Cuando la anochecida se echaba sobre nuestras cabezas, y Javier Castaño daba una ovacionada y consensuada vuelta el ruedo, un espectador sonreía al infinito mientras lanzaba a no sé quién este mensaje desde el teléfono móvil: “¿La corrida?, solo una oreja; pero, oye ¡¡es-pec-ta-cu-lar!!”. (Que viene de espectáculo).

FICHA DEL FESTEJO
Jueves 30 de mayo. Madrid, plaza de Las Ventas. Feria de San Isidro, 22ª de abono. Ganadería: Adolfo Martín: Corrida muy bien presentada, dentro del tipo clásico del encaste, con cinco toros cinqueños y un cuatreño (el primero, único que sobrepesó en la báscula), prometedores en los primeros tercios, pero, en general, escasos de fondo. Nobles tercero  y sexto, bravo y a menos el cuarto, complicados primero y quinto, con ribetes de alimaña el segundo.

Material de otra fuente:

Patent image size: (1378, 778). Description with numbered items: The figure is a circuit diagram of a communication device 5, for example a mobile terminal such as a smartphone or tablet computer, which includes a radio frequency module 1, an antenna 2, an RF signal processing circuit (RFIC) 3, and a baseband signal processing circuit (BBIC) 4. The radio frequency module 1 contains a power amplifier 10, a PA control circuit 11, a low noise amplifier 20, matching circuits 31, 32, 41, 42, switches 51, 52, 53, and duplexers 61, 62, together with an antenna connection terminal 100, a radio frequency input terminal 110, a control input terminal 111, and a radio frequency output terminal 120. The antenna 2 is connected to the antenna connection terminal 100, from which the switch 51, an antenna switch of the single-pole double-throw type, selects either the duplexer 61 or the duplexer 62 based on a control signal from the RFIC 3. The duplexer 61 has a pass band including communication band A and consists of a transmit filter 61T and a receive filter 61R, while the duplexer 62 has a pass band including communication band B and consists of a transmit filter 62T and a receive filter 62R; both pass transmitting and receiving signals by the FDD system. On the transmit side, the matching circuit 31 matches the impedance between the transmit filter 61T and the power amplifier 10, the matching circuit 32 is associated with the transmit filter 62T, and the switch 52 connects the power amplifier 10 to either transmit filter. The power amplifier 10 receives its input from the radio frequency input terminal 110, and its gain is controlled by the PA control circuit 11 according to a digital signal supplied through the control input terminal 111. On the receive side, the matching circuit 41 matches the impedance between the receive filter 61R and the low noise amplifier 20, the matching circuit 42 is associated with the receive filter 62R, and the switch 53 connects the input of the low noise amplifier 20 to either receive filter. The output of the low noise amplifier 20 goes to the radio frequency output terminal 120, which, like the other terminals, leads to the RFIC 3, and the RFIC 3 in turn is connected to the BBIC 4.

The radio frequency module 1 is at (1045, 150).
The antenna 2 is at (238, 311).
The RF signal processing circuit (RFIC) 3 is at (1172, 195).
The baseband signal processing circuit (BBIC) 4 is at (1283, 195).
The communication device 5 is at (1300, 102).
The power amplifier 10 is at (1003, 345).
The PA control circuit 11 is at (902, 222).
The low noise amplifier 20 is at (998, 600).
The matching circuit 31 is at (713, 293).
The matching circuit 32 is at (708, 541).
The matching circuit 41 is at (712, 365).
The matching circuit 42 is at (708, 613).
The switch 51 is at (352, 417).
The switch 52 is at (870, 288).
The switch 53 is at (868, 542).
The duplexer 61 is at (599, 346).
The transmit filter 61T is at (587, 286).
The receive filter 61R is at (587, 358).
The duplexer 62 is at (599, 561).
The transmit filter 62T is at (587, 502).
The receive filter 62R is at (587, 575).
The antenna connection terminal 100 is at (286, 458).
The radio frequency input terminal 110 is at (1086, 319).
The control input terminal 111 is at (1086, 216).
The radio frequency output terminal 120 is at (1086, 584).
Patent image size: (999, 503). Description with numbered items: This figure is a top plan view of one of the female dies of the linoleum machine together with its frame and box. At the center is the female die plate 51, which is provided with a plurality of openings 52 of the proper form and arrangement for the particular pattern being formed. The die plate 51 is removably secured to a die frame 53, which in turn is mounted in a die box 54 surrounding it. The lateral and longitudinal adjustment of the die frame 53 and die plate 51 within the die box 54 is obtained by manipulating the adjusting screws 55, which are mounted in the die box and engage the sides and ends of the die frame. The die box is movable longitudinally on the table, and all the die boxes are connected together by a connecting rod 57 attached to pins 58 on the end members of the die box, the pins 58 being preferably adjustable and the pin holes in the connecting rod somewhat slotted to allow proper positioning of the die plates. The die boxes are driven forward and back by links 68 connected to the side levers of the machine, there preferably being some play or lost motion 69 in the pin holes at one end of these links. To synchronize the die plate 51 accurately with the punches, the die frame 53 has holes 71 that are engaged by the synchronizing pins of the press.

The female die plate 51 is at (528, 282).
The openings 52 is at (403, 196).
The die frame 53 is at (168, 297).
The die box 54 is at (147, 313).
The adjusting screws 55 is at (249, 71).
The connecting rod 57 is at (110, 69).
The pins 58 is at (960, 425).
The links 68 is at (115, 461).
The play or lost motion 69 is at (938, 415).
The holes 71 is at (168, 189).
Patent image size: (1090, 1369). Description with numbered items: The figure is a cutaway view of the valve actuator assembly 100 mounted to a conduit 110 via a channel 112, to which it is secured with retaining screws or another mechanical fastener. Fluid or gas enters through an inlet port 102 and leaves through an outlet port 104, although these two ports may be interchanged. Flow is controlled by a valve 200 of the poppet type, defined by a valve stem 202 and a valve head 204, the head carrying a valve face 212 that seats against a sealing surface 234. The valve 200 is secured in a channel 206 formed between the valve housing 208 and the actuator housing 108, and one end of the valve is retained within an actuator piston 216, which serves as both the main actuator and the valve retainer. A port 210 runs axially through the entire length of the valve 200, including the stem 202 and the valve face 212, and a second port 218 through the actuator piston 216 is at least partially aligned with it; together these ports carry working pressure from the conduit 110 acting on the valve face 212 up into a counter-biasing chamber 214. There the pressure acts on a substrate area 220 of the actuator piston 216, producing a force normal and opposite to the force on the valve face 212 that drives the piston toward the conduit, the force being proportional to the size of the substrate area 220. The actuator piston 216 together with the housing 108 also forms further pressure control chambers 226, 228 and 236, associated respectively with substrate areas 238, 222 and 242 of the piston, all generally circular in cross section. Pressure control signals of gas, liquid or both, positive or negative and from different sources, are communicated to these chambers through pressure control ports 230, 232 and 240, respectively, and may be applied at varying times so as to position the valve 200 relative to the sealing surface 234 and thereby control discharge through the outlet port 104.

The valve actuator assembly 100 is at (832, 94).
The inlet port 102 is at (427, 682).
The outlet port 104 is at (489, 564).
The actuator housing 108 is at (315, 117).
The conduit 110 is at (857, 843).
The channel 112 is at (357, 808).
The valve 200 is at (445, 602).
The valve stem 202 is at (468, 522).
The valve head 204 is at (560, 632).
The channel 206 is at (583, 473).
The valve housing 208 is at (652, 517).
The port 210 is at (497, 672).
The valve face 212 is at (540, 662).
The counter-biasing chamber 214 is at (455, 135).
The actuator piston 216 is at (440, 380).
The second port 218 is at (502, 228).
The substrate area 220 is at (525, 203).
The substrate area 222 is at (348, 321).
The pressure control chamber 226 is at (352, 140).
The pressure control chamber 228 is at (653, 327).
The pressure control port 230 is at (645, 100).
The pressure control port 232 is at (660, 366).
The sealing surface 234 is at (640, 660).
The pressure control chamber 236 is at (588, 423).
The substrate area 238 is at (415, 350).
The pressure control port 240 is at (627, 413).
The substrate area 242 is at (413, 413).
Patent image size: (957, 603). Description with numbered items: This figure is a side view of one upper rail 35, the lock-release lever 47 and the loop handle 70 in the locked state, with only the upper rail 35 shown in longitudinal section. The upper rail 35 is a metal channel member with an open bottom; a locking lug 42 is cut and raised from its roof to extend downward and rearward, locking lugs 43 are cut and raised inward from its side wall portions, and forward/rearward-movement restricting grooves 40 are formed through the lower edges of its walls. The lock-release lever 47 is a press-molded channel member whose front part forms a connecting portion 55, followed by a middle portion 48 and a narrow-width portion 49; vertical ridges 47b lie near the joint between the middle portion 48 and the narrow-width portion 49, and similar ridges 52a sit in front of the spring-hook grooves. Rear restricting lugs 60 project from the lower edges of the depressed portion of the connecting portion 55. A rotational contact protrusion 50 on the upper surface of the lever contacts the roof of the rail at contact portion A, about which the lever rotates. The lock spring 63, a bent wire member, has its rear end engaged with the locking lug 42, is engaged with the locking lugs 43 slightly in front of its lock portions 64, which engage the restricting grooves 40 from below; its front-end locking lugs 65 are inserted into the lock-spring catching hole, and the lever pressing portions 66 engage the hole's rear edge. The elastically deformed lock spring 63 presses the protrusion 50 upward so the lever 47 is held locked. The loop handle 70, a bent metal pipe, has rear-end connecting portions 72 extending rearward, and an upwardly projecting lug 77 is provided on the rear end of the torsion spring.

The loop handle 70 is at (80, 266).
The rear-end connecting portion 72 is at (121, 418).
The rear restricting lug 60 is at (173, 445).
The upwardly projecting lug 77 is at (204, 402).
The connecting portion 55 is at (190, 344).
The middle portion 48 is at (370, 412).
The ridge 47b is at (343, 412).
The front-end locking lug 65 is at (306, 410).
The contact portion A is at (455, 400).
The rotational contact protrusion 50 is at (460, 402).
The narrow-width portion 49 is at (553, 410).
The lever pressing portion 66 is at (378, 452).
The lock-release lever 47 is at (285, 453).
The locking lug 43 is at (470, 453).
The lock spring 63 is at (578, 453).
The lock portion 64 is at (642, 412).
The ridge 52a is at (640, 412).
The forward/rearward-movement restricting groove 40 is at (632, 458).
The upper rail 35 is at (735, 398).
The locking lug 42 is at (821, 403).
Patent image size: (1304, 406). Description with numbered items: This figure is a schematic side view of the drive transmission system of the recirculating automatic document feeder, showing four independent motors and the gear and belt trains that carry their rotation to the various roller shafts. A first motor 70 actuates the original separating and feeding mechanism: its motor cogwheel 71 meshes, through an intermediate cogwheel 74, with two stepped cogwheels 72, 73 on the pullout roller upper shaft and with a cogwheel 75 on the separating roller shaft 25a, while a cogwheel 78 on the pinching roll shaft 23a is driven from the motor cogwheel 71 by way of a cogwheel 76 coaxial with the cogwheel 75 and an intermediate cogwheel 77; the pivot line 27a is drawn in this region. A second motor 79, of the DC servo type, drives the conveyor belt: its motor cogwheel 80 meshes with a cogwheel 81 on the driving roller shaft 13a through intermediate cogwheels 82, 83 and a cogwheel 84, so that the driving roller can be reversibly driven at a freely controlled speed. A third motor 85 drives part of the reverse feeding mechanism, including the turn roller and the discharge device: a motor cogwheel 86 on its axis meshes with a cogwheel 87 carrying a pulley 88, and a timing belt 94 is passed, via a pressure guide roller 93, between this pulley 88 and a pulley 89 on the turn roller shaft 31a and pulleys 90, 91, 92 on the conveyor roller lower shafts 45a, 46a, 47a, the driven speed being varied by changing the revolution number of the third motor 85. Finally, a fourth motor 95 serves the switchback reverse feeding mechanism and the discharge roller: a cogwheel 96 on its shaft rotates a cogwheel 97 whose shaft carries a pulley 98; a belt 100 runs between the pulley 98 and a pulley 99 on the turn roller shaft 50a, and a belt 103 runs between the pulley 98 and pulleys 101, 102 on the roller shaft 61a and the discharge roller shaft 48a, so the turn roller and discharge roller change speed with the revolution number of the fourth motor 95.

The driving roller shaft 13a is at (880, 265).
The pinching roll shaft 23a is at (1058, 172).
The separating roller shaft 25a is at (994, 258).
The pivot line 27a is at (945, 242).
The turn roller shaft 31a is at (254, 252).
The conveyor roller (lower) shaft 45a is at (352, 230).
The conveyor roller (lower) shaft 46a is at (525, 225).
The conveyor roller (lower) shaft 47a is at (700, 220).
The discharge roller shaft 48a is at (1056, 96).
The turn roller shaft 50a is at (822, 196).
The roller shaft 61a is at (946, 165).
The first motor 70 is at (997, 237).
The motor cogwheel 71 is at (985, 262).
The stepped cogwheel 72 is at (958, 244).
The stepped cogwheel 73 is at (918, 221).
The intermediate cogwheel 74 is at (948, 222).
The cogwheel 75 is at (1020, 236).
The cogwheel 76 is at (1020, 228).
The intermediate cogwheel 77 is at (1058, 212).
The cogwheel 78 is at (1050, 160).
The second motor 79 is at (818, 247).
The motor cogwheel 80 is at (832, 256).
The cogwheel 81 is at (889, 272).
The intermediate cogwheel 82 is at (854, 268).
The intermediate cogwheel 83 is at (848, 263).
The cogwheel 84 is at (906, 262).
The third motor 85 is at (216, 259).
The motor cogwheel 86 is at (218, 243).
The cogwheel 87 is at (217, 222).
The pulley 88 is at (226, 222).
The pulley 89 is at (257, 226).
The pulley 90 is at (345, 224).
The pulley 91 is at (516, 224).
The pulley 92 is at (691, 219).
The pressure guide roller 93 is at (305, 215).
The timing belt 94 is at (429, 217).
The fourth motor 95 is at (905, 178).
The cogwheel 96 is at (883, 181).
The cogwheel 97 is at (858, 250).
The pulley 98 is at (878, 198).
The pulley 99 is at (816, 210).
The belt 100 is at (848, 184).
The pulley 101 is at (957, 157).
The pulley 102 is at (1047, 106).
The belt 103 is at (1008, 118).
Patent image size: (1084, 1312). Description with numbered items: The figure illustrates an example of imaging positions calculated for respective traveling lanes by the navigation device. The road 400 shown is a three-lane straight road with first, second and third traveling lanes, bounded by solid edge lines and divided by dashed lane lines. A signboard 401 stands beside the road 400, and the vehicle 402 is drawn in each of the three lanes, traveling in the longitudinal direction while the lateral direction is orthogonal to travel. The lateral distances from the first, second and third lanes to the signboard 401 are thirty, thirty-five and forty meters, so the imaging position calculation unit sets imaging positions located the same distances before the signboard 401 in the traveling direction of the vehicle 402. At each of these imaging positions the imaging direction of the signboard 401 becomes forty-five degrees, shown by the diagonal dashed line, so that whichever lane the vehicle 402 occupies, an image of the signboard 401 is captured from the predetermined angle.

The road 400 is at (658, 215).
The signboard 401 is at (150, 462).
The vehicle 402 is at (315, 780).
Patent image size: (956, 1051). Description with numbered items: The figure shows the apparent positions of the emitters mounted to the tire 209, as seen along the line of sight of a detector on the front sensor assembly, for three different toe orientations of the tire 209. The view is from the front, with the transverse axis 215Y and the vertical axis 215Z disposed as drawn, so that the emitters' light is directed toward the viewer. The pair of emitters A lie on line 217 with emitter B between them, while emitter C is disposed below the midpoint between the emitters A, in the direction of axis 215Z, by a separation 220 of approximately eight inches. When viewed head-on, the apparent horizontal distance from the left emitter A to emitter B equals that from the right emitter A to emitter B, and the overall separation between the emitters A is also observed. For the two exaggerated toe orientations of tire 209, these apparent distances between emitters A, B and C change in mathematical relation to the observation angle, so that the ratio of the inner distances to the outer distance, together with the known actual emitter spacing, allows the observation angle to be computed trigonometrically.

Espadas: Antonio Ferrera (de azul noche y oro), estocada (Petición y gran ovación), estocada y descabello (Oreja), Javier Castaño (de gris perla y oro con remates negros), entera tendida y trasera (Silencio), pinchazo, media y descabello  (Aviso y vuelta) y Alberto Aguilar, que sustituía a Iván Fandiño (de blanco y plata), estocada (Ovación), dos pinchazos, media y descabello (Aviso y silencio).
Entrada: Casi lleno.
Cuadrillas: David Adalid y Fernando Sánchez, levantaron clamores en banderillas y saludaron montera en mano en los dos toros de Castaño; bregó con eficacia Rafael González y picó magistralmente al sexto Tito Sandoval.

Incidencias: Tarde soleada, con ligero viento. *** Se corrió turno en el quinto toro por encontrarse en la enfermería Javier Castaño, herido en la mano derecha.